1953 yılında İngiliz devlet adamı Winston Churchill “tarihsel ve biyografik tasvir kadar, yüceltilen insanlık değerlerini savunmaktaki parlak belâgatı nedeniyle” ödüle sahip olmuştur. Genellikle yaşam boyu çabanın sonucunda elde edildiği kabul edilen Nobel hâlesi, yalnızca dokuz kez belirli bir eser ile ilişkilendirilerek takdim edilmiştir. Bunların arasında Ernest Hemingway ile Yaşlı Adam ve Deniz, Thomas Mann ile Buddenbrooklar değinmeleri de bulunmaktadır. Dünya tarihinin derinliklerinden taşan edebiyat magmasının Akademi’deki otoriteler tarafından kalıba dökülmesini altın parlaklığıyla ışıldatan Nobel madalyası, heykeltıraş Erik Lindberg tarafından tasarlanmıştır.

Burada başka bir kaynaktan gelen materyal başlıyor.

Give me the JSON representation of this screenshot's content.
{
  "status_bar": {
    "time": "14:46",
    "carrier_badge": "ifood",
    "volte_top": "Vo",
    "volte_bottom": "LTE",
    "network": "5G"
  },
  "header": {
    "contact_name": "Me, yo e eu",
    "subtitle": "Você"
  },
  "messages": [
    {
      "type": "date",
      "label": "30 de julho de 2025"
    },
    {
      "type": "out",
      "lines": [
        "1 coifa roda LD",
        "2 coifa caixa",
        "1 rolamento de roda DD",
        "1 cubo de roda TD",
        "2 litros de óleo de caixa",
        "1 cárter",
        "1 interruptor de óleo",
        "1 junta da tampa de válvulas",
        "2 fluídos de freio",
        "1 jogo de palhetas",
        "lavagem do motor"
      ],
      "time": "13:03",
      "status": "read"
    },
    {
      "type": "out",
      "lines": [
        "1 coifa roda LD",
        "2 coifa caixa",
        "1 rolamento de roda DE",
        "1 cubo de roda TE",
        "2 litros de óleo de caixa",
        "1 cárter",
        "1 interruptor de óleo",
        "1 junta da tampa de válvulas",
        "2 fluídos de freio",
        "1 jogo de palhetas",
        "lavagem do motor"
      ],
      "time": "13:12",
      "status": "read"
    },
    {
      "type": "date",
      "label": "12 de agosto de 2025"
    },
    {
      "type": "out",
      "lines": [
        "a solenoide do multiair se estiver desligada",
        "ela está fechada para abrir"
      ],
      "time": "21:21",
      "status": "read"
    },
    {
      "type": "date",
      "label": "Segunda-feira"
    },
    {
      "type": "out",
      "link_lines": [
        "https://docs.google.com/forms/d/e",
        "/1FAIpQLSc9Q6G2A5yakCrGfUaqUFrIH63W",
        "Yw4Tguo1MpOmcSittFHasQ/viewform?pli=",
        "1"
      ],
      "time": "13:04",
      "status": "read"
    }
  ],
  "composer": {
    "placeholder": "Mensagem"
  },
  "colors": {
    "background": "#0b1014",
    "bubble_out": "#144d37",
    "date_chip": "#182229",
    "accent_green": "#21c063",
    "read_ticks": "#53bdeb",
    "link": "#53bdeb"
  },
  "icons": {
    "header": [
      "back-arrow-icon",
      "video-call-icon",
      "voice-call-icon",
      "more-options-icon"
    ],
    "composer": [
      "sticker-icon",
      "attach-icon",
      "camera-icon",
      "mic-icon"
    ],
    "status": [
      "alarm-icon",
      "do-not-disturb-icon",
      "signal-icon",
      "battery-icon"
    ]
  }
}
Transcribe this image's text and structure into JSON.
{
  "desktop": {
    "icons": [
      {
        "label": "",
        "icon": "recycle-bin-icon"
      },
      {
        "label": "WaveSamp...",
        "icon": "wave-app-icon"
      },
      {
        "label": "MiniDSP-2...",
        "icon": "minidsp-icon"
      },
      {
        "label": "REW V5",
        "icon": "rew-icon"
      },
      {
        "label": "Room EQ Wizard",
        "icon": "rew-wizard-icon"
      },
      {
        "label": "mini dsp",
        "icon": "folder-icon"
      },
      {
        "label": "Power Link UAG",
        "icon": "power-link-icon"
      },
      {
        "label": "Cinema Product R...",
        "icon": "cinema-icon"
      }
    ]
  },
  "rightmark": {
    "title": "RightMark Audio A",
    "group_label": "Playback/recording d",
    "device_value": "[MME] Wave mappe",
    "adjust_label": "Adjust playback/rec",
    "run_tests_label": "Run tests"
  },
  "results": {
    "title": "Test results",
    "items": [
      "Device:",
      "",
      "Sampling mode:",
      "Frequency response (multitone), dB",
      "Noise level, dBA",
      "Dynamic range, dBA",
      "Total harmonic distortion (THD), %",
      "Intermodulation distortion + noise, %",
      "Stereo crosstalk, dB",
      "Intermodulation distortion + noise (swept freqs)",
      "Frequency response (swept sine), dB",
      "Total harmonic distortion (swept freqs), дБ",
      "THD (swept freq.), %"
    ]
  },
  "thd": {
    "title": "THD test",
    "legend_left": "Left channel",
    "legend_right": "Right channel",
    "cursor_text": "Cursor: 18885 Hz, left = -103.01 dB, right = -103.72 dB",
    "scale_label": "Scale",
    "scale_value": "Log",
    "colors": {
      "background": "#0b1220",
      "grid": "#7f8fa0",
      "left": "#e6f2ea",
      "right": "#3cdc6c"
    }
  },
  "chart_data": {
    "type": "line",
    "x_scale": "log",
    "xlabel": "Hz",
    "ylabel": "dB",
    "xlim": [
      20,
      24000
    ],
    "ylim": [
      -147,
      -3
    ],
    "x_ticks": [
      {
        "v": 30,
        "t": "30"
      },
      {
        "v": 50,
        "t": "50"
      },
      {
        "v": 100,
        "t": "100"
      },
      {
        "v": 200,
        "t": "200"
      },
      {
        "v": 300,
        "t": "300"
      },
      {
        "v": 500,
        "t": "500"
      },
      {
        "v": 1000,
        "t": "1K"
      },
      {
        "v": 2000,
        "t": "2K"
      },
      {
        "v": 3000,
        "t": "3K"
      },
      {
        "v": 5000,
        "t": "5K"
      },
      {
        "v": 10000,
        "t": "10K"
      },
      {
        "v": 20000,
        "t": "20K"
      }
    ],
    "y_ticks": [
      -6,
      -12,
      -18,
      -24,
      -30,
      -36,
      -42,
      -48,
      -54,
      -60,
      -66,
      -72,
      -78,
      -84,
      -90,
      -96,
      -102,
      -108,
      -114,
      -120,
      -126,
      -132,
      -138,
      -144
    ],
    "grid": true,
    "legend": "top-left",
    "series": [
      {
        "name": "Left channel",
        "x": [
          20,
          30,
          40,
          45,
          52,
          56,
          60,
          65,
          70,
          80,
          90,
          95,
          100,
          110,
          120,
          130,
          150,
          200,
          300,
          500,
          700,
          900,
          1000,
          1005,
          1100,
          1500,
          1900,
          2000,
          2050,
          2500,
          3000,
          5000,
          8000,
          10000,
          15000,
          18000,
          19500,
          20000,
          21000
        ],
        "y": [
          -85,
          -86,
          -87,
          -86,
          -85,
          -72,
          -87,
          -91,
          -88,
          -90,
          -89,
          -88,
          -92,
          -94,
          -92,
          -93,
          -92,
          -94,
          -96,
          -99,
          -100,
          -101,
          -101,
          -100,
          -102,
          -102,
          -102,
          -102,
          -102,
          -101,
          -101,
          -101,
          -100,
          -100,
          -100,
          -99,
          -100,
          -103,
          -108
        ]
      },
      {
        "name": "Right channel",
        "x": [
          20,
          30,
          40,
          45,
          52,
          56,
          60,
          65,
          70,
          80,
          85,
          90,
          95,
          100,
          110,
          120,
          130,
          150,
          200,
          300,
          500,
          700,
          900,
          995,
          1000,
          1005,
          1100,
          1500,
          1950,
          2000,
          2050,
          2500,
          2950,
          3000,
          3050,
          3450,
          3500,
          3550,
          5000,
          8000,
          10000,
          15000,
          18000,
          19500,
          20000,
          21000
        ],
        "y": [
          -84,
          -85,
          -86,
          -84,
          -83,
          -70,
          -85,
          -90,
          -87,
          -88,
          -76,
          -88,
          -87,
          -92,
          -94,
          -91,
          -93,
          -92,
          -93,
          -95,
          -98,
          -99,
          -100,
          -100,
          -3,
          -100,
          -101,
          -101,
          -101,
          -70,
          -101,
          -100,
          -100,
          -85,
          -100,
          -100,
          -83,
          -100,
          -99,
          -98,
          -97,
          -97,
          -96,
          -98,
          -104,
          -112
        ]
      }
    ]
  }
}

Defne ağacı altında, hülyalara dalmış biçimde, ilham perisinin şarkısını dinleyerek yazı yazan genç adam figürüyle sembolize edilen yazın yaşantısı, madalyanın üzerine kazınmış olan latince “inventas vitam juvat excoluisse per artes” cümlesiyle desteklenmektedir. “Ve Onlar, yeni sahip oldukları ustalıklarıyla, yeryüzündeki yaşamı iyiye götürmüş olanlar”. Milattan önce 70 yılında doğmuş olan büyük ozan Vergilius’un 9896 dizelik Aeneis yapıtının altıncı kitabından alınmış olan bu cümle, yazıldığı günden bugüne zamanın koridorlarında fısıltılarla dolanmakta, Nobel madalyasına sahip olsun ya da olmasın, Alfred Nobel’in ölüm yıldönümü olan 10 Aralık tarihindeki törenlere katılsın ya da katılmasın, samimiyetle çabalayan her yazar namzetinin ulaşmak isteyeceği bir ülküyü işaret etmektedir.